Nakuma’s expeditions have made him value diversity, equity, and inclusion. “Our humanity is the same in essence everywhere, despite societal attempts to overlay constructed value systems on it to discriminate against one another based on place, social pretenses, labels we strap upon ourselves to appear different or ‘important,’ and such gimmicks,” he said.
Nakuma’s Goals as Provost
The overarching vision of Chancellor Michelle Marks’ 2030 Strategic Plan is for CU Denver “to make education work for all.” This is something Nakuma truly believes in. As provost, the first of his three main goals is “to support and guide achievement of the collective vision articulated in the strategic plan,” he said. Education, in his view, should serve students who are diverse in language, race, ethnicity, ability, religion, and age.
Another goal of Nakuma’s is to support the strategic goal to “become known as a university for life.” As someone who believes learning is for people of all ages, he’d like for CU Denver “to re-envision higher education as a lifelong learning endeavor.” In fact, Nakuma believes learning can lead to a desire for more learning: “Learning is the recognition that learning never stops—and that one is never too old or too knowledgeable to learn new things.”
Nakuma’s third goal as part of the Lynx leadership team relates to people. “I want to do my best to focus CU Denver on the fundamental value of uplifting and treating people right,” he said. This goal is delineated in the strategic plan as well: “Be known as a people-centered ‘Best Place to Work.’”

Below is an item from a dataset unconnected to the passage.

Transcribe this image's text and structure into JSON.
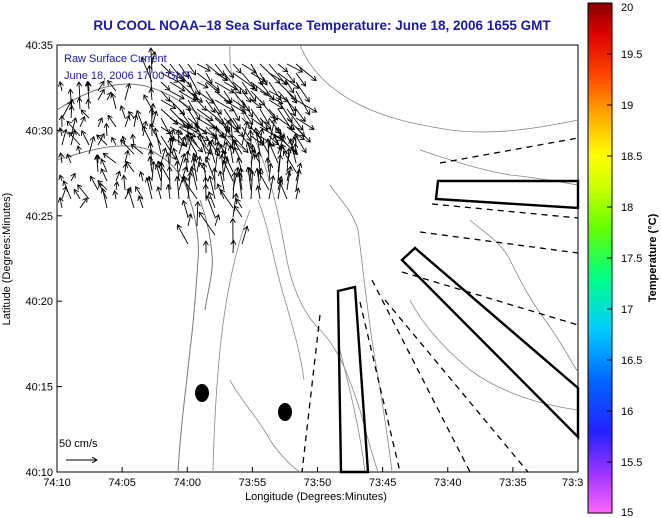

“CU Denver is already known for being a welcoming institution to different types of learners of a broad range of ages and social levels,” Nakuma said. The key is to continue broadening the university’s tools for promoting educational access: “We need to introduce more flexibility in how we deliver instruction to learners, and improve access to learning by finding ways to reduce cost to the learner and diversifying our offerings to meet learner needs.”